December 01, 2012, 7:45 AM — When workplace computers moved beyond command-line interfaces to the mouse-and-windows-based graphical user interface, that was a major advance in usability. And the command line itself was a big improvement over the punch cards and tape that came before.
We're now entering a new era of user interface design, with companies experimenting with everything from touch and voice to gestures and even direct mind control. But which of these new interfaces is appropriate for a corporate environment, and which are simply not ready for prime time?
Can you hear me now?
Voice recognition is one input technology that has made significant progress. A decade ago, accuracy was low and the technology required extensive training. Today, it is common to find voice recognition when calling customer support, and, of course, in the latest smartphones.
For general office use, however, voice recognition has made the biggest impact in specialized areas, like law and medicine. At the University of Pittsburgh Medical Center, for example, automated transcription has almost completely replaced human transcriptionists in the radiology department.
"The big thing in radiology is how can we go through as many studies as we possibly can," says Rasu Shrestha, the hospital's vice president for medical information technologies. "Turn-around time is incredibly important, as is the accuracy of the report."
The fact that the job itself is extremely routine is also important, he added. "We sit down, we look at images, and we write reports," he says. "It's a fairly mundane task."

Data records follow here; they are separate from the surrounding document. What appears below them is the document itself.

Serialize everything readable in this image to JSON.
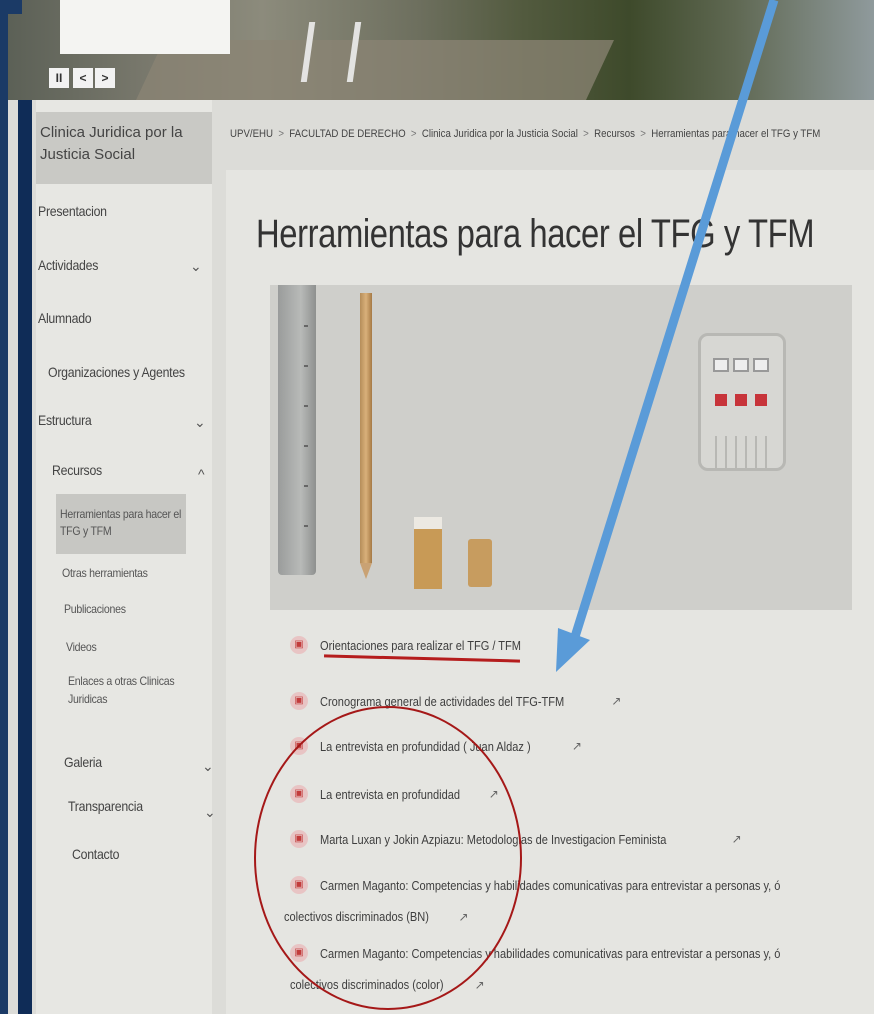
{
  "hero": {
    "controls": [
      {
        "icon": "pause-icon",
        "glyph": "II"
      },
      {
        "icon": "chevron-left-icon",
        "glyph": "<"
      },
      {
        "icon": "chevron-right-icon",
        "glyph": ">"
      }
    ]
  },
  "sidebar": {
    "title": "Clinica Juridica por la Justicia Social",
    "items": [
      {
        "label": "Presentacion",
        "expandable": false
      },
      {
        "label": "Actividades",
        "expandable": true
      },
      {
        "label": "Alumnado",
        "expandable": false
      },
      {
        "label": "Organizaciones y Agentes",
        "expandable": false
      },
      {
        "label": "Estructura",
        "expandable": true
      },
      {
        "label": "Recursos",
        "expandable": true,
        "expanded": true
      }
    ],
    "subitems": [
      {
        "label": "Herramientas para hacer el TFG y TFM",
        "active": true
      },
      {
        "label": "Otras herramientas"
      },
      {
        "label": "Publicaciones"
      },
      {
        "label": "Videos"
      },
      {
        "label": "Enlaces a otras Clinicas Juridicas"
      }
    ],
    "items_after": [
      {
        "label": "Galeria",
        "expandable": true
      },
      {
        "label": "Transparencia",
        "expandable": true
      },
      {
        "label": "Contacto",
        "expandable": false
      }
    ]
  },
  "breadcrumb": [
    "UPV/EHU",
    "FACULTAD DE DERECHO",
    "Clinica Juridica por la Justicia Social",
    "Recursos",
    "Herramientas para hacer el TFG y TFM"
  ],
  "page": {
    "title": "Herramientas para hacer el TFG y TFM"
  },
  "documents": [
    {
      "label": "Orientaciones para realizar el TFG / TFM"
    },
    {
      "label": "Cronograma general de actividades del TFG-TFM"
    },
    {
      "label": "La entrevista en profundidad ( Juan Aldaz )"
    },
    {
      "label": "La entrevista en profundidad"
    },
    {
      "label": "Marta Luxan y Jokin Azpiazu: Metodologias de Investigacion Feminista"
    },
    {
      "label": "Carmen Maganto: Competencias y habilidades comunicativas para entrevistar a personas y, ó",
      "continuation": "colectivos discriminados (BN)"
    },
    {
      "label": "Carmen Maganto: Competencias y habilidades comunicativas para entrevistar a personas y, ó",
      "continuation": "colectivos discriminados (color)"
    }
  ],
  "colors": {
    "annotation_red": "#b51d1d",
    "annotation_blue": "#5a9bd8",
    "pdf_red": "#c23b3b",
    "sidebar_active": "#c7c7c3"
  }
}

Shrestha says he began working with voice recognition a decade ago, and it was "horrendous" at first. "We had constant struggles, especially if you had any level of an accent. But things have come a long way. The Dragon Medical Engine [from Nuance] incorporates a lot of the medical ontology and vocabulary structures, so the platforms are intelligent."
As a result, accuracy has gone from around 70% to 80% 10 years ago, to close to 100% accuracy today. Meanwhile, human transcription has actually fallen in accuracy as hospitals have moved from using dedicated secretaries who would get to know a doctor's voice to outsourced transcription services.
"There's no opportunity for you to build a bond with any particular person sitting at the back end of the transcription service," he says. Another reason that machine transcription is now better is that users can set up macros that automatically take care of a large chunk of work.
"If you have a normal chest X-ray, you could short-cut the entire documentation process," he says. "You can just turn on the mike and say, 'Template normal chest' and it automatically puts everything in, adds the context of the patient's name and age, and there you go - in seconds, you have created a full report that might have taken several minutes before. I would say that the days of the human transcriptionist are numbered."
Finally, machine transcription dramatically speeds up the workflow. "A decade ago, five years ago, when we were using traditional transcription service, it used to be anywhere from a day to several days before the final report was sent back," he says. "Today, it's anywhere from seconds to a couple of minutes. The minute the patient is in the scanner and the scan is completed, it's in our work list. Sometimes within seconds or minutes of the study being available to us, the ordering clinician has the report available to them. It clearly increases our productivity and streamlines the process."
A more human approach to design
Increased accuracy of speech recognition is just the beginning of how new interfaces are transforming the way we interact with computers.
"The real power isn't that any of these new approaches is perfect," says Henry Holtzman, who heads the MIT Media Lab's Information Ecology group. "But together they can allow us to have a much more human experience, where the technology is approaching us on our terms, instead of us having to learn how to use the technology."
Voice recognition is one of the drivers of this change, which turns around the standard approach to interacting with a computer. "We can say, 'Remind me that I have a meeting at five,' and that's very different from turning on the phone, getting to the home screen, picking the clock applications, putting it into alarm mode, and creating a new alarm," Holtzman says.
Traditionally most interfaces are designed around the second approach, in assembling a set of useful features and having the user learn how to use them. Even voice interfaces, such as those designed to improve accessibility for the handicapped, typically just add the ability to use voice commands to navigate the standard set of menus.
"But saying 'Remind me I have a meeting at five' is expressing a goal to the device, and having it do the steps for you," he says. That requires extra intelligence on the part of the computer.
Andrew Schrage, head of IT at MoneyCrashers, says he and other senior staff members at the company all use Siri, the virtual assistant on Apple's iPhone. "It has definitely improved productivity," he says. "We clearly get more things done on the go more expediently."
Siri can understand and carry out complex commands like "Remind me to call my assistant when I get home" and answer questions like "How deep is the Atlantic Ocean?"
"It has been somewhat of a game changer for us," Schrage says.
Apple's Siri is just one example of companies using artificial intelligence to figure out what the user wants to do, and one of the most ambitious ones, since a user could potentially ask Siri about anything.
A slightly easier job is understanding spoken language in limited contexts, such as, for example, banking and telecom call centers.
"We start with a generic set of rules that we know work for, say, the telecommunications industry, and then use that in conjunction with their specific domain," says Chris Ezekiel, CEO of Creative Virtual, a company that processes spoken and written speech for companies like Verizon, Virgin Media, Renault, and the UK's National Rail.